I heard the guest whisper an unintelligible answer and gulp down cups of liquid gold, which I could see traveling through her transparent body. I could have stuck my tiny hand through her, but I dared not, for fear of breaking the delicate soul.
After the two spent an hour sipping tea and sitting in judgment of what has become of neighbors and old friends, my mind wandered to the guest. What became of her after she left our palace each afternoon? Would she disappear into the chit-chat and chimney smoke of everyday life? Or did she secretly turn into a jewel-clad, classic beauty the minute she sets foot in her door? Maybe there was a child waiting to sanctify her torn, tear-stained aura with its imagination.

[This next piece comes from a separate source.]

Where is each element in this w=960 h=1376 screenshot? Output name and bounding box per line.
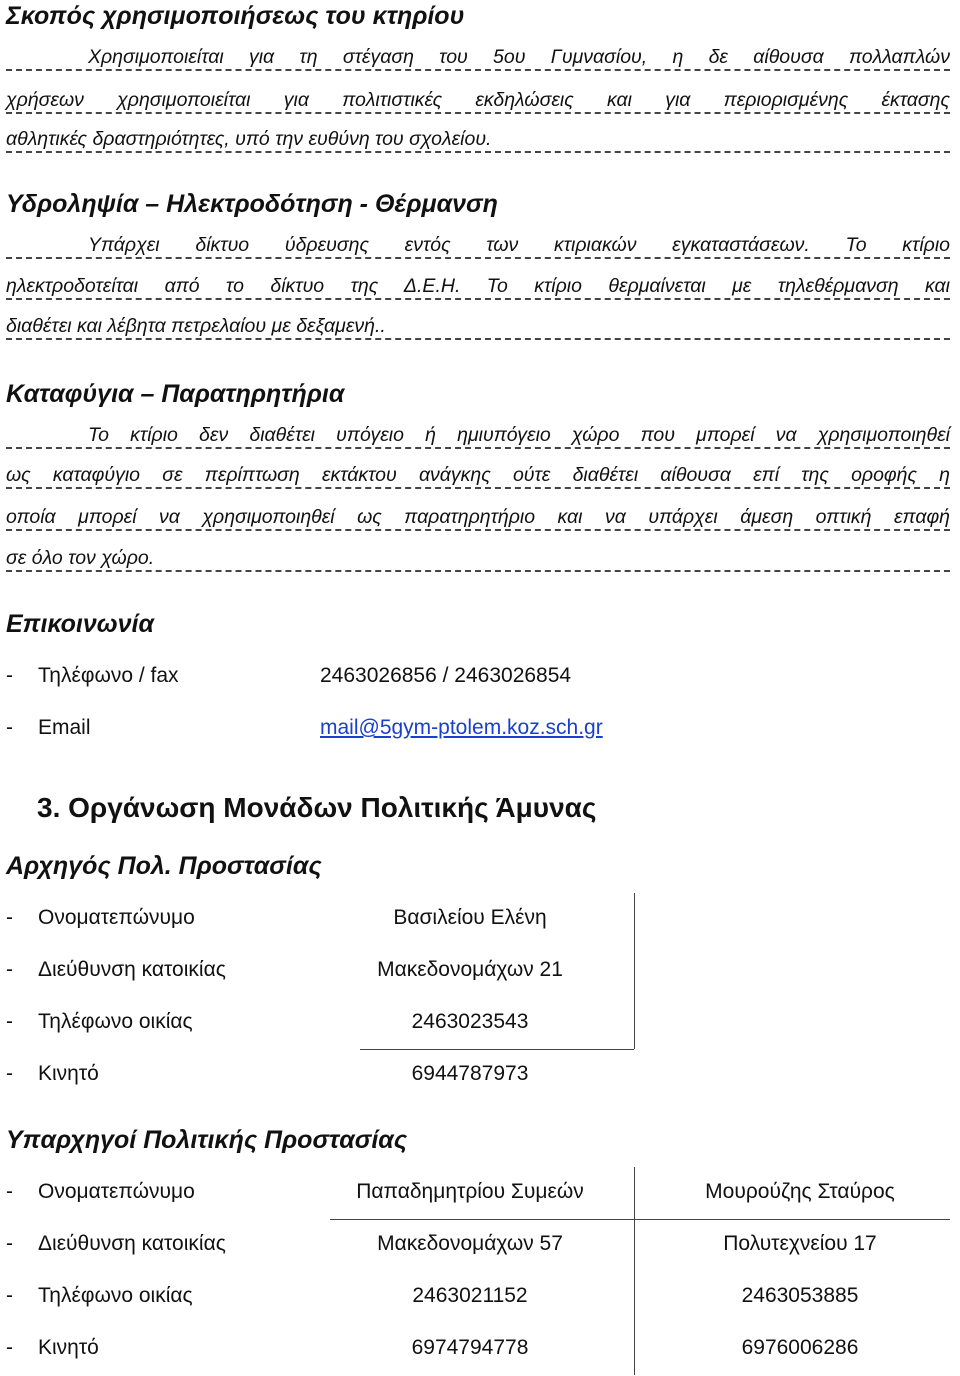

Maybe I could figure out what goes on in their lives if I could just have the strength to tear myself apart from the plaster and paintings that kept the palace together.
If I could just break free.

The author's comments:
Thos was inspired by childhood memories of staying at my grandmother's. Sometimes her elderly friends would come over for tea. And as I was thinking about this I thought about hard times that people experienced many many years ago around the world, like famines and wars, and how these memories stay with people no matter how old they get. I took all this and planted it into the mind of a little child, who is intrigued and has many questions yet is too young to understand.